Essays on the American Civil Rights Movement

Essays on the American Civil Rights Movement

Author: John Dittmer

Publisher: Texas A&M University Press

Published: 1993

Total Pages: 120

ISBN-13: 9780890965405

DOWNLOAD EBOOK

As its name suggests, the civil rights movement is an ongoing process, and the scholars contributing to this volume offer new geographical and temporal perspectives on this crucial American experience. As Clayborne Carson notes in the introduction, the movement involved much more than civil rights reform--it transformed African-American political and social consciousness. In this timely volume John Dittmer provides a new assessment of the effects of grass-roots activists of the movement in Mississippi from 1965 to 1968, to show what happened after the famous Freedom Summer of 1964. George C. Wright shows how African Americans in Kentucky from 1900 to 1970 faced the same racial restrictions and violence as blacks in Mississippi, Georgia, and Alabama. W. Marvin Dulaney traces the rise and fall of the movement in Dallas from the 1930s through the 1970s while the nation's attention was focused elsewhere.


The Civil Rights Movement

The Civil Rights Movement

Author: Bruce J Dierenfield

Publisher: Routledge

Published: 2013-09-13

Total Pages: 226

ISBN-13: 1317863712

DOWNLOAD EBOOK

The civil rights movement was arguably the most important reform in American history. This book recounts the extraordinary and often bloody story of how tens of thousands of ordinary African-Americans overcame long odds to dethrone segregation, to exercise the right to vote and to improve their economic standing. Organized in a clear chronological fashion, the book shows how concerted pressure in a variety of forms ultimately carried the day in realizing a more just society for African- Americans. It will provide students of American history with an invaluable, comprehensive introduction to the Civil Rights Movement.


The Civil Rights Movement

The Civil Rights Movement

Author: Tamra B. Orr

Publisher: Greenhaven Publishing LLC

Published: 2018-07-15

Total Pages: 106

ISBN-13: 1534564209

DOWNLOAD EBOOK

The civil rights movement was one of the most important social justice movements in American history, and readers are sure to be captivated by this in-depth look at the leaders and moments that defined this period.

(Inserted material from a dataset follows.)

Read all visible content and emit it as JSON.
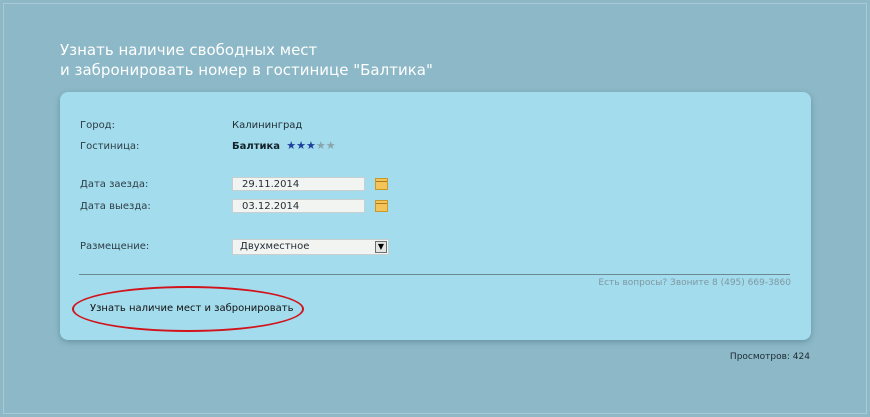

Enlightening main text and detailed sidebars feature quotes from the men and women who lived through this time of trial and triumph, and the facts readers discover on each page complement current social studies curriculum topics. Additional insight is provided through primary sources, a comprehensive timeline, and historical and contemporary images.


Letter from Birmingham Jail

Letter from Birmingham Jail

Author: MARTIN LUTHER KING JR.

Publisher: Penguin Classics

Published: 2018

Total Pages: 0

ISBN-13: 9780241339466

DOWNLOAD EBOOK

This landmark missive from one of the greatest activists in history calls for direct, non-violent resistance in the fight against racism, and reflects on the healing power of love.